Lightning shattered the inky blackness, illuminating the nightmarish scene. More than one
sailor was hurled into the ravening sea as they released their grip to cover their ears as the thunder, so close as to be a single eruption, cracked across the wind.
With every lightning strike a new scene of terror flickered into view. They were coming so frequently that it was like a blink; each time another face starkly imprinted its mindless horror on Morag’s broken mind.
She clung for her life to the mast as the
Kelpie
alternately climbed up a wave face then plunged down. Her mind was beyond numb; it had simply ceased to function. No new information registered as her eyes jerked through stark scenes, each one a deeper trip into madness. She saw sailors, Novices, Priestesses hurled into the water or broken like dolls by the force of the winds. A fragment of her mind reminded her of Sirran. Of how he had been picked up bodily by a wave and carried away, cursing her as he died. At least she thought he had been cursing her; his words were lost, whipped from his lips before they found form.
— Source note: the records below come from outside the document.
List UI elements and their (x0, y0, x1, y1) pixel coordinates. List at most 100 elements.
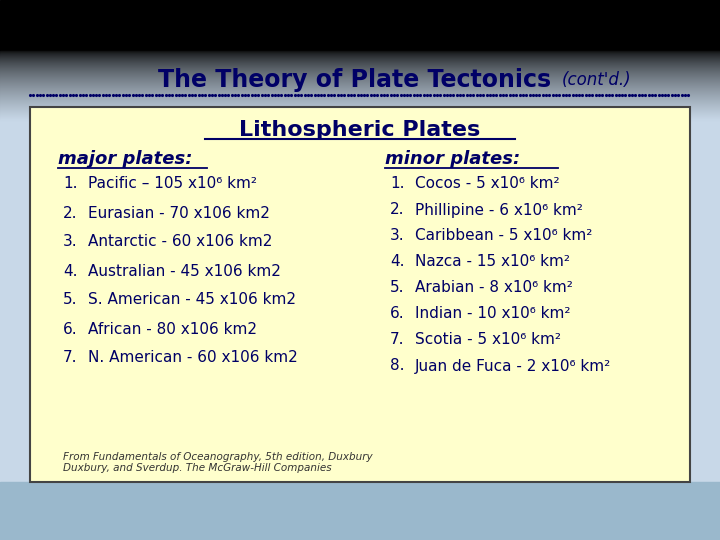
Bar (0, 59, 720, 61)
Bar (0, 85, 720, 87)
Bar (0, 118, 720, 119)
Bar (0, 78, 720, 80)
Bar (0, 89, 720, 90)
Bar (0, 113, 720, 115)
Text: Scotia - 5 x10⁶ km²: Scotia - 5 x10⁶ km² (415, 333, 561, 348)
Bar (0, 58, 720, 60)
Bar (0, 100, 720, 102)
Text: Lithospheric Plates: Lithospheric Plates (239, 120, 481, 140)
Text: Juan de Fuca - 2 x10⁶ km²: Juan de Fuca - 2 x10⁶ km² (415, 359, 611, 374)
Bar (0, 84, 720, 86)
FancyBboxPatch shape (30, 107, 690, 482)
Bar (0, 93, 720, 95)
Text: The Theory of Plate Tectonics: The Theory of Plate Tectonics (158, 68, 552, 92)
Bar (0, 104, 720, 105)
Bar (0, 57, 720, 59)
Bar (0, 73, 720, 75)
Text: 7.: 7. (390, 333, 405, 348)
Bar (0, 92, 720, 94)
Text: From Fundamentals of Oceanography, 5th edition, Duxbury: From Fundamentals of Oceanography, 5th e… (63, 452, 373, 462)
Text: Nazca - 15 x10⁶ km²: Nazca - 15 x10⁶ km² (415, 254, 570, 269)
Bar (0, 82, 720, 83)
Bar (0, 79, 720, 81)
Bar (0, 87, 720, 89)
Bar (0, 102, 720, 103)
Bar (0, 70, 720, 71)
Bar (0, 64, 720, 66)
Bar (0, 114, 720, 116)
Bar (0, 83, 720, 84)
Bar (0, 55, 720, 56)
Text: 5.: 5. (63, 293, 78, 307)
Bar (0, 116, 720, 117)
Bar (0, 0, 720, 50)
Bar (0, 110, 720, 111)
Bar (0, 112, 720, 114)
Bar (0, 72, 720, 74)
Bar (0, 71, 720, 72)
Bar (0, 68, 720, 69)
Text: Duxbury, and Sverdup. The McGraw-Hill Companies: Duxbury, and Sverdup. The McGraw-Hill Co… (63, 463, 332, 473)
Bar (0, 99, 720, 101)
Text: (cont'd.): (cont'd.) (562, 71, 631, 89)
Bar (0, 80, 720, 82)
Bar (0, 51, 720, 52)
Text: 5.: 5. (390, 280, 405, 295)
Bar (0, 71, 720, 73)
Bar (0, 106, 720, 108)
Text: Eurasian - 70 x106 km2: Eurasian - 70 x106 km2 (88, 206, 270, 220)
Bar (0, 52, 720, 54)
Bar (0, 69, 720, 70)
Bar (0, 107, 720, 109)
Bar (0, 56, 720, 57)
Text: Cocos - 5 x10⁶ km²: Cocos - 5 x10⁶ km² (415, 177, 559, 192)
Bar (0, 60, 720, 62)
Bar (0, 50, 720, 51)
Bar (0, 77, 720, 78)
Text: 2.: 2. (390, 202, 405, 218)
Bar (0, 76, 720, 77)
Text: 1.: 1. (390, 177, 405, 192)
Bar (0, 64, 720, 65)
Text: Indian - 10 x10⁶ km²: Indian - 10 x10⁶ km² (415, 307, 570, 321)
Text: African - 80 x106 km2: African - 80 x106 km2 (88, 321, 257, 336)
Bar (0, 62, 720, 63)
Text: Australian - 45 x106 km2: Australian - 45 x106 km2 (88, 264, 281, 279)
Text: S. American - 45 x106 km2: S. American - 45 x106 km2 (88, 293, 296, 307)
Bar (0, 105, 720, 106)
Bar (0, 90, 720, 91)
Bar (0, 65, 720, 67)
Bar (0, 57, 720, 58)
Text: 2.: 2. (63, 206, 78, 220)
Text: 4.: 4. (63, 264, 78, 279)
Text: 1.: 1. (63, 177, 78, 192)
Bar (0, 84, 720, 85)
Bar (0, 109, 720, 110)
Bar (0, 86, 720, 88)
Text: 8.: 8. (390, 359, 405, 374)
Bar (0, 105, 720, 107)
Bar (0, 97, 720, 98)
Bar (0, 75, 720, 76)
Text: 4.: 4. (390, 254, 405, 269)
Text: 3.: 3. (63, 234, 78, 249)
Text: Antarctic - 60 x106 km2: Antarctic - 60 x106 km2 (88, 234, 272, 249)
Text: 6.: 6. (63, 321, 78, 336)
Bar (0, 111, 720, 112)
Text: 6.: 6. (390, 307, 405, 321)
Bar (0, 98, 720, 99)
Bar (0, 98, 720, 100)
Bar (0, 111, 720, 113)
Text: 7.: 7. (63, 350, 78, 366)
Bar (0, 53, 720, 55)
Bar (0, 103, 720, 104)
Text: N. American - 60 x106 km2: N. American - 60 x106 km2 (88, 350, 298, 366)
Bar (0, 51, 720, 53)
Bar (0, 91, 720, 92)
Bar (0, 63, 720, 64)
Bar (0, 91, 720, 93)
Text: Caribbean - 5 x10⁶ km²: Caribbean - 5 x10⁶ km² (415, 228, 593, 244)
Bar (0, 117, 720, 118)
Bar (0, 482, 720, 540)
Bar (0, 78, 720, 79)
Her arms, locked around the stub of the broken mast, burned with the pain of holding on. But what was left of her sanity would not allow them to move. She knew she was screaming but her voice was lost, shredded into the storm. Somewhere within her broken mind, she registered that her clothes had been torn from her and she lay naked before the Sea. Another part of her mind told her that this should mean something, but it was beyond her to know what it was. So she hung there, naked, frozen, battered by the wind and the waves, waiting to die.
Somehow, a thought intruded.
I lost
, she thought.
I tried, I tried so hard—but I lost.